(446f) Direct Observation of the Formation of Dynamic Clusters in Concentrated Monoclonal Antibody Solutions
The development of human therapeutics based on monoclonal antibody (mAb) and related products have evolved rapidly with almost exponential growth in market value. They have found wide application in treating cancer, chronic inflammatory diseases, transplantation, infectious diseases and cardiovascular disease because drugs based on antibodies generally have very high selectivity, low side effects, good reproducibility, and a high success ratio. The importance of mAb based biopharmaceuticals motivates fundamental research into problems related to their manufacture and clinic applications. One industrially important challenge is to control the viscosity of concentrated mAb protein solutions. A high viscosity hinders the large-scale production, purification, storage and delivery of these drugs. In particular, a viscosity exceeding ~50 mPa•S -s prevents delivering drugs via subcutaneous (SC) injection. This can be easily exceed at the high, protein concentrations, in the range 100~200 mg/ml, that are required for effective syringe injection.

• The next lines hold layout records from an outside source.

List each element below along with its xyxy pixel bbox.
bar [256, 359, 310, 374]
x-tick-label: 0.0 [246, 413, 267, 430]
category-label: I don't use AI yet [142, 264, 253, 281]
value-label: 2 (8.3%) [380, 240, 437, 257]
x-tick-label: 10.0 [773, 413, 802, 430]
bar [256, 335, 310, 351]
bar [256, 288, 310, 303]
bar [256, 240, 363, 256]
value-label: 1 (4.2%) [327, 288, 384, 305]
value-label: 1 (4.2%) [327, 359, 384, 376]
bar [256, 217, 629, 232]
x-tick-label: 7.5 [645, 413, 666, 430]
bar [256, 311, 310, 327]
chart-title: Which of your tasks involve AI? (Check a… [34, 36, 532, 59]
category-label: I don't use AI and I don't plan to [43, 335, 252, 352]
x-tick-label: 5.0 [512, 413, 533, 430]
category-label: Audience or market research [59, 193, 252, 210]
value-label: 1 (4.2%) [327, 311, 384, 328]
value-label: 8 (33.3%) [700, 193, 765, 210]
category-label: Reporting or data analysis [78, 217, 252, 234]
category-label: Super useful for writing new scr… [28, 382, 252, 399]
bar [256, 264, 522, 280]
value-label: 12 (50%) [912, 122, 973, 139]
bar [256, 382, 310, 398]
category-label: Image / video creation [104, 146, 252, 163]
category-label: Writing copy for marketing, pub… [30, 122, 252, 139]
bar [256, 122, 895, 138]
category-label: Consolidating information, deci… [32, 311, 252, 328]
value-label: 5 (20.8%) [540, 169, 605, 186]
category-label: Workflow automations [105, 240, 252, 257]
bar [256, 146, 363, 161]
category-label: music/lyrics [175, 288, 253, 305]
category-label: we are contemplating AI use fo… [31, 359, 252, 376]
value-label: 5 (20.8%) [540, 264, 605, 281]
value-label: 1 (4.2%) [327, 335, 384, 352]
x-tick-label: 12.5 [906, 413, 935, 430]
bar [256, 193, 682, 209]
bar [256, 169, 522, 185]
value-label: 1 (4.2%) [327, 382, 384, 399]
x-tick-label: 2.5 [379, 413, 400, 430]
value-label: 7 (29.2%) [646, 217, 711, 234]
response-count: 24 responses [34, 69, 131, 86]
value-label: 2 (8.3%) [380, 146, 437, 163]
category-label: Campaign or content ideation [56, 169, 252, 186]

This anomalous viscosity effect is hypothesized to arise from the formation of dynamic clusters. Here we report the direct observation of these dynamic clusters. mAb cluster size and morphology are estimated by combining neutron spin echo, small angle neutron/x-ray scattering and computer simulations. The dynamic cluster formation is shown to be controllable by the added salt concentration. Cluster formation leads to a dramatic increase in the solution viscosity, conclusively proving the hypothesis. Our results can aid in the development of mAb formulations with desired physical properties.